Mittwoch, 2. Juli 2025

Richterschelte

Da verlor selbst der stets beherrschte und sachliche SZ-Justizexperte Ronen Steinke fast die Contenance; der Bundesverwaltungsgerichtspräsident Korbmacher muss Kanzler und Verfassungsminister ausdrücklich zur Rechtstreue auffordern. 


[….] Das ist ein wirklich außergewöhnlicher einmaliger Vorgang, dass der Innenminister und der Kanzler persönlich von einem Gerichtspräsidenten gesagt bekommen, ‚ihr hört wohl nicht richtig zu‘ also dieses Urteil des Verwaltungsgerichts Berlin hat das gesagt, was alle juristischen Fachleute vorher auch schon gesagt haben. Nämlich, es geht nicht, dass man an den deutschen Grenzen, was europäische Binnengrenzen sind, Flüchtlinge, Menschen, die Asyl haben wollen, ohne Diskussion einfach pauschal abweist.
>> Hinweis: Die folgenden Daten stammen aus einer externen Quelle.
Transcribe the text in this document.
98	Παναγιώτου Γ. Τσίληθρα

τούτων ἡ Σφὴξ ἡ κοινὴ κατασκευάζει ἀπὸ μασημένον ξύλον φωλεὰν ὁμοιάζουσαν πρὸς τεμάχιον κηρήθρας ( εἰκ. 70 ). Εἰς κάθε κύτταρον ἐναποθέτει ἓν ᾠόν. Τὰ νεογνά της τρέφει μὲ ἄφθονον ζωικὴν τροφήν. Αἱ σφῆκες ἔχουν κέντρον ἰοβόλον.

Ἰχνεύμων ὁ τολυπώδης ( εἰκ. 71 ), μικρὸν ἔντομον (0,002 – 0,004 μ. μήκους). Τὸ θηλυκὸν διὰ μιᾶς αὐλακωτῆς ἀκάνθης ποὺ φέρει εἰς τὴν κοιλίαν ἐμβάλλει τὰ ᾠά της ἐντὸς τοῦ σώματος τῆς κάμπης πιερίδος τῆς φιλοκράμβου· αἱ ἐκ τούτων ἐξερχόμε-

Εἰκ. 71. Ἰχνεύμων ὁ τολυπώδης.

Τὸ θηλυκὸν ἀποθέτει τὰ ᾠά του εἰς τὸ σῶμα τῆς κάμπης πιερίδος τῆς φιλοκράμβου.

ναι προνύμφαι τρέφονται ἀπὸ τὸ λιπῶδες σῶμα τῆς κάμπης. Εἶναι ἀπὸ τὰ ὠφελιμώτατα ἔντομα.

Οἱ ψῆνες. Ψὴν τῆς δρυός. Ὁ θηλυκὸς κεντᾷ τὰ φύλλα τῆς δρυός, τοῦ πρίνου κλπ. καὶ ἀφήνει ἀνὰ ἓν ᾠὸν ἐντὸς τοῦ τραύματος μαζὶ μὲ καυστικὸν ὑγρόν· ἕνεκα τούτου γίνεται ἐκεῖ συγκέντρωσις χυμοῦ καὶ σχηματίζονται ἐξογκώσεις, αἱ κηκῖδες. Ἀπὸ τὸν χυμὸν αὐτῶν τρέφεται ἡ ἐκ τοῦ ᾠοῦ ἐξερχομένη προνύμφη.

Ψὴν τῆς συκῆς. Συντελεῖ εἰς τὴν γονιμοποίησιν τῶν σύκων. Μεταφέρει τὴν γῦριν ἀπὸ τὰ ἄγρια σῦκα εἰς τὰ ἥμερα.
Das geht nicht. Das widerspricht europäischem Recht und das hat der Innenminister dann so abgewischt, na ja, das sei nur eine Einzelfallentscheidung, das habe keine große Verbindlichkeit. Da sagt Andreas Korbmacher, der Präsident des Bundesverwaltungsgerichts, nein das ist eine Grundsatzentscheidung! Das haben die Richter auch so deklariert. Die haben sogar gesagt, weil das so wichtig ist, wird es nicht ein Richter entscheiden, was auch genügt hätte, sondern wir holen sogar noch zwei Kollegen dazu. Wir machen Sechsaugenprinzip um das Ganze auf eine höhere Ebene zu heben. Dass da ein Innenminister sagt, interessiert mich nicht weiter, und auch eine Regierung sagt, über das Recht setze ich mich im Zweifel hinweg; das ist eine ungewöhnliche Situation und man merkt das Entsetzen dem Gerichtspräsidenten förmlich an, mit der Vehemenz, mit der er hier interveniert. [….]

(Ronen Steinke, 01.07.2025, Transkript Phoenix)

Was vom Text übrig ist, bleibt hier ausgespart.